Alves, F.A., Serpa, M.S., Azanero, W.D., dan Almeida, O.P., 2018, Coronectomy
- An alternative approach to remove impacted teeth in oncological
patients, J Clin Exp Dent., vol. 10(10) : 992-995.
Bagheri S.C., dan Jo, C., 2008, Clinical Review of Oral and Maxillofacial
Surgery, Missouri: Mosby Elsevier, hal. 100.
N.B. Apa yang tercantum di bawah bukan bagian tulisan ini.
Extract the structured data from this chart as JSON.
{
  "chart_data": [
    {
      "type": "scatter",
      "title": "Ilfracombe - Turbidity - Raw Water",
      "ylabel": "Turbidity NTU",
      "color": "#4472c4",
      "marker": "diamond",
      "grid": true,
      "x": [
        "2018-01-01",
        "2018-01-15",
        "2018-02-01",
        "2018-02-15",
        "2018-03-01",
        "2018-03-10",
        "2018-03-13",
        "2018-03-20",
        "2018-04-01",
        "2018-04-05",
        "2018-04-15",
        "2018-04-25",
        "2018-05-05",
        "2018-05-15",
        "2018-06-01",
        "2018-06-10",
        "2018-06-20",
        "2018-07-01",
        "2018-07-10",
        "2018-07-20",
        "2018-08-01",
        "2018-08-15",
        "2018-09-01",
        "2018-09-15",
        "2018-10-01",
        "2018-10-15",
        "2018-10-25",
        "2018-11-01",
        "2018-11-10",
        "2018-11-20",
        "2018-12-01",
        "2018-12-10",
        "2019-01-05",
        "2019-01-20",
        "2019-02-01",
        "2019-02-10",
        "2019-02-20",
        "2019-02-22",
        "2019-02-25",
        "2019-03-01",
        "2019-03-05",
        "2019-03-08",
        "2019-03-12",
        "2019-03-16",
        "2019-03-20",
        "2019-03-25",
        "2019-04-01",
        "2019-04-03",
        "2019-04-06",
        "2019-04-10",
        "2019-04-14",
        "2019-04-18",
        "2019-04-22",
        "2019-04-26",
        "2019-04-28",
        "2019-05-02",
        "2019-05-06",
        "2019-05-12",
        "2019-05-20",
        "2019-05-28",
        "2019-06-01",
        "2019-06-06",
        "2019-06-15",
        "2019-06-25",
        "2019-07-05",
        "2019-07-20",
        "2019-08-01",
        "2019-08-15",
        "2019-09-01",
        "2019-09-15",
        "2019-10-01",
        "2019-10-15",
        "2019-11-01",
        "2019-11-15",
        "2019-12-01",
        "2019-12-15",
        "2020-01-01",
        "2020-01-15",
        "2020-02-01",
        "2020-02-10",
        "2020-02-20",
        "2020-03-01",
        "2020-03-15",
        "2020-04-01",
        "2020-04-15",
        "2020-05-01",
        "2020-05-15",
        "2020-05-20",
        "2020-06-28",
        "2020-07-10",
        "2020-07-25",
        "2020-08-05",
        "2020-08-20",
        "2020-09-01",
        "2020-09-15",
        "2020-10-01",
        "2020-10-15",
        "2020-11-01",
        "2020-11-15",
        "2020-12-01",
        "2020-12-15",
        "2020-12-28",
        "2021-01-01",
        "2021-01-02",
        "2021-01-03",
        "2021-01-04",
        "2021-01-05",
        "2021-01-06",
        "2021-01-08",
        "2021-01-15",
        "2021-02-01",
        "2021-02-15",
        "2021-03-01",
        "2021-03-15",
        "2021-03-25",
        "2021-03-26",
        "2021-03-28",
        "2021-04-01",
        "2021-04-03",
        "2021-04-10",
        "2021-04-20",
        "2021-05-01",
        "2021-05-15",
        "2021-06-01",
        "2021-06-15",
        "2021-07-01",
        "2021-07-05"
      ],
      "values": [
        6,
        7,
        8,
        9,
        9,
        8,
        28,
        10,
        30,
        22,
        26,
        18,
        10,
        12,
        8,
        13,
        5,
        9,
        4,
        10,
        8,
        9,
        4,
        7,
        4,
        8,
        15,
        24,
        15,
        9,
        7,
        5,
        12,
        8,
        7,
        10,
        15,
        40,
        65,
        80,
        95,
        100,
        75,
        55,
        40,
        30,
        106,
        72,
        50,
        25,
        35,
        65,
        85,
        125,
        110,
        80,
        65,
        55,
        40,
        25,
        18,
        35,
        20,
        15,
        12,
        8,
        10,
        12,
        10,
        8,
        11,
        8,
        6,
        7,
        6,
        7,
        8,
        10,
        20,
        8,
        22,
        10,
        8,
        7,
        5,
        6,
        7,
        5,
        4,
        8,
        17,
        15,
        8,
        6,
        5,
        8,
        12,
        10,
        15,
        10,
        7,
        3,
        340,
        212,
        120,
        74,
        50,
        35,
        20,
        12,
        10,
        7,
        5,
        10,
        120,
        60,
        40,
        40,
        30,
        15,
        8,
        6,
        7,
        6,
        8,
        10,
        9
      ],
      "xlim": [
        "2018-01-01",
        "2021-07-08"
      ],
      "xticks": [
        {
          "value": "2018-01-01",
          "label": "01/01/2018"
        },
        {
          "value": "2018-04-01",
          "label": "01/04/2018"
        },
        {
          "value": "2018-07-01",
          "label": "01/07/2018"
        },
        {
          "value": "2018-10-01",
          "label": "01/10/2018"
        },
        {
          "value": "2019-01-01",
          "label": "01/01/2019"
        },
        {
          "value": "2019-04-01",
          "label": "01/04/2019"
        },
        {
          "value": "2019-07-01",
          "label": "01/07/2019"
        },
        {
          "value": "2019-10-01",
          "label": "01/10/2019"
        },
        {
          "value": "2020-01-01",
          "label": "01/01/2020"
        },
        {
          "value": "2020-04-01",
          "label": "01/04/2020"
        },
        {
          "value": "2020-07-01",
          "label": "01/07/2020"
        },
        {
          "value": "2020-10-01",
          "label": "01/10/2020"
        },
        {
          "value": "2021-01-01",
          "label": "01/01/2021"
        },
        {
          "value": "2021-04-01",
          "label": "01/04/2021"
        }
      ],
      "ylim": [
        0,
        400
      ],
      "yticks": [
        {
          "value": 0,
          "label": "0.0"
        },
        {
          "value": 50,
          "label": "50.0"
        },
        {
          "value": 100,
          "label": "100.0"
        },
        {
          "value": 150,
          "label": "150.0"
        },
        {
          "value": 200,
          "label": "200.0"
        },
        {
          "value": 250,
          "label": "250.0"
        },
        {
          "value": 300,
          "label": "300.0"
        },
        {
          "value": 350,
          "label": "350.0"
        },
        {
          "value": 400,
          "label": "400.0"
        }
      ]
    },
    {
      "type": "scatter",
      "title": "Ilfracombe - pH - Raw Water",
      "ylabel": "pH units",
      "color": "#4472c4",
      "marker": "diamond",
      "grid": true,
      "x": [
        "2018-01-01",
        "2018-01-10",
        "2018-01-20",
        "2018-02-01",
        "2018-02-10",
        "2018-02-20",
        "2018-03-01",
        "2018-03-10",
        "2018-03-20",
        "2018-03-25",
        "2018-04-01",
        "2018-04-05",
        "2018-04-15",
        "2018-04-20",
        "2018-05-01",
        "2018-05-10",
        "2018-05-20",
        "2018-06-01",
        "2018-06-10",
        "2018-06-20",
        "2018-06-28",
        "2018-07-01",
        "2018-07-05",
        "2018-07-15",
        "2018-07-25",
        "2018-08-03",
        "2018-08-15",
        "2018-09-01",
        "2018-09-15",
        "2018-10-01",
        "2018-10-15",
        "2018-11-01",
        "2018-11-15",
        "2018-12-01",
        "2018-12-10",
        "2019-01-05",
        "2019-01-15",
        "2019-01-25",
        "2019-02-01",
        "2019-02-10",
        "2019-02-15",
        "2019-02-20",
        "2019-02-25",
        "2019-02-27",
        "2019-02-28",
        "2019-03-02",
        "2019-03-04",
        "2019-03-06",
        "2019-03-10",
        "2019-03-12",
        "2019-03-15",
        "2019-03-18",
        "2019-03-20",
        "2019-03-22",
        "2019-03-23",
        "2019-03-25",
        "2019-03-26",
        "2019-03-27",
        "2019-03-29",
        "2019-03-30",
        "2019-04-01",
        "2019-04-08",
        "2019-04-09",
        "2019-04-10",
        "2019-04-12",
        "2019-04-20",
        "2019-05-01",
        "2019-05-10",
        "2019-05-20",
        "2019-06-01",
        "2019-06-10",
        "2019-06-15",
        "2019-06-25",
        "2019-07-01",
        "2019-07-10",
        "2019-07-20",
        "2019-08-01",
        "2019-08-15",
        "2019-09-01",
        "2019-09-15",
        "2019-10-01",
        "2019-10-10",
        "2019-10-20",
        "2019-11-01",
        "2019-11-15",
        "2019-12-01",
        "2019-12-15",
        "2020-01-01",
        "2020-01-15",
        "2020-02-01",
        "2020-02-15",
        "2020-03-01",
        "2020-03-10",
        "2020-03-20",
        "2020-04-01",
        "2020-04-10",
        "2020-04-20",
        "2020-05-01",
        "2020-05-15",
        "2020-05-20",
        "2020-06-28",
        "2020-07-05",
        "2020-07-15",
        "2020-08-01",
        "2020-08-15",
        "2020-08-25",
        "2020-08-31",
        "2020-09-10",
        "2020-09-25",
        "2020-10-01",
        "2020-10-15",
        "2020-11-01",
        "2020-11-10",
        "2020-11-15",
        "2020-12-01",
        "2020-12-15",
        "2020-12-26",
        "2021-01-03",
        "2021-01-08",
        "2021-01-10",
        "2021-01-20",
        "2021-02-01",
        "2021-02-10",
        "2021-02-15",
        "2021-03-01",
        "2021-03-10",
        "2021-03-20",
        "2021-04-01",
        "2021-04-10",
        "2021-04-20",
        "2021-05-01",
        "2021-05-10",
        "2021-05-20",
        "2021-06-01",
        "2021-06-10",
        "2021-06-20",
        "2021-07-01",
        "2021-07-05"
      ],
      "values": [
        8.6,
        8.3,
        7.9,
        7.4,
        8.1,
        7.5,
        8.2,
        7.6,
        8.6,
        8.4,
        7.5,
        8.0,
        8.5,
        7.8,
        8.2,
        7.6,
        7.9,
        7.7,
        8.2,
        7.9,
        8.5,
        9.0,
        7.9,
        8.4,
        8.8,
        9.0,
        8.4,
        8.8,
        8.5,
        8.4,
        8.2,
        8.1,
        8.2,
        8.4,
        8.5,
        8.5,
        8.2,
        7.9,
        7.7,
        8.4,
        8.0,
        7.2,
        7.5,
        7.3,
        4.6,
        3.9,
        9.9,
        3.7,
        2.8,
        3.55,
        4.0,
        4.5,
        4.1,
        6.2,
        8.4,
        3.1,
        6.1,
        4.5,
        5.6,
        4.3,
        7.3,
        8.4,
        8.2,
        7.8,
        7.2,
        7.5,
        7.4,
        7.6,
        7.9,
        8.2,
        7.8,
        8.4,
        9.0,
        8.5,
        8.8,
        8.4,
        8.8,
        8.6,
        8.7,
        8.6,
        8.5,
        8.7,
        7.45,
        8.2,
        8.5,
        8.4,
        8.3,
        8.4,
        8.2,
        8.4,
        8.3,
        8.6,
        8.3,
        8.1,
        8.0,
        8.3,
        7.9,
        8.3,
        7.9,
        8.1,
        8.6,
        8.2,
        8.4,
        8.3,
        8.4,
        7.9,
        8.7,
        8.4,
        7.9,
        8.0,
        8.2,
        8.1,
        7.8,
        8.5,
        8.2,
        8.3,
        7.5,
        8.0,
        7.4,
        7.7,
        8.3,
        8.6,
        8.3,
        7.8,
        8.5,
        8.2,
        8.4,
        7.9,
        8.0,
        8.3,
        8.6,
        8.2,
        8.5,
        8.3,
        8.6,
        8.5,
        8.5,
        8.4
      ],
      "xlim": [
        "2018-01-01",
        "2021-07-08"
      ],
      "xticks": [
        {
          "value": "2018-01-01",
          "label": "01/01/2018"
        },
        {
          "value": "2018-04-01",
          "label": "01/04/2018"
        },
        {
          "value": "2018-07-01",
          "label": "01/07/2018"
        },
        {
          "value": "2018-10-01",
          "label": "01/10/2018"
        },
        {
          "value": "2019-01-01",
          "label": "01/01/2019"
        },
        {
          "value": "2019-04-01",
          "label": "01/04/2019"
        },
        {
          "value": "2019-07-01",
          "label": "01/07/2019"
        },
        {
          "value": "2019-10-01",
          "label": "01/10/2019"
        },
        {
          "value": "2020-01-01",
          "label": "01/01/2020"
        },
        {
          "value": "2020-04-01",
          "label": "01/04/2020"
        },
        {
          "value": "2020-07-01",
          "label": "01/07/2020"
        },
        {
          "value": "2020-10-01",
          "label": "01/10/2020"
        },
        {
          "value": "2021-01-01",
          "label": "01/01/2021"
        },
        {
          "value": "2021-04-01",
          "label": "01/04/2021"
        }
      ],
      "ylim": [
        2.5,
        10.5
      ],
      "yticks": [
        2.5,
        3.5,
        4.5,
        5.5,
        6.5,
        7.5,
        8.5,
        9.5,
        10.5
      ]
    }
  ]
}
Candido, K.D., dan Day, M., 2014, Practical Management of Pain, 5th ed., New
York: Elsevier, hal. 697-715.
Cansiz, E., Isler, S.C., dan Gultekin, B.A., 2016, Removal of Deeply Impacted
Mandibular Molars by Sagittal Split Osteotomy, Turkey: Hindary
Carrio, C.P., Mira, B.G., Moron, C.L., dan Diago, M.P., 2010, Radiographic signs
associated with inferior alveolar nerve damage following lower third
molar extraction, Med Oral Patol Oral Cir Bucal, vol.15(6) : 886-890.
Doh, R.M., Shin, S., dan You, T.M., 2018, Delayed paresthesia of inferior
alveolar nerve after dental surgery: case report and related
pathophysiology, J Dent Anesth Pain Med., vol. 18(3) : 177-182.
Foncesca, R.J., 2009, Oral and Maxillofacial Surgery, 2nd ed., Missouri: Saunders,
45.
Kablan, F., Yaffe, V., dan El-Naaj, I.A., 2017, The Buccal Lid Approach for
Removal of Impacted Mandibular Molars— When, How and Why,
Open Journal of Stomatology, vol. 7(1) : 81-90.
Tilaveridis, I., Dalambiras, S., Lazaridou, M., dan Zouloumis, L., 2016, Tooth
Multi-Sectioning with the Use of Magnification, for Extraction of a
Deeply Impacted Lower Second Molar with Entrapment of the Inferior
Alveolar Nerve: Report of a Case, Balk J Dent Med., vol. 20(1) : 49-53.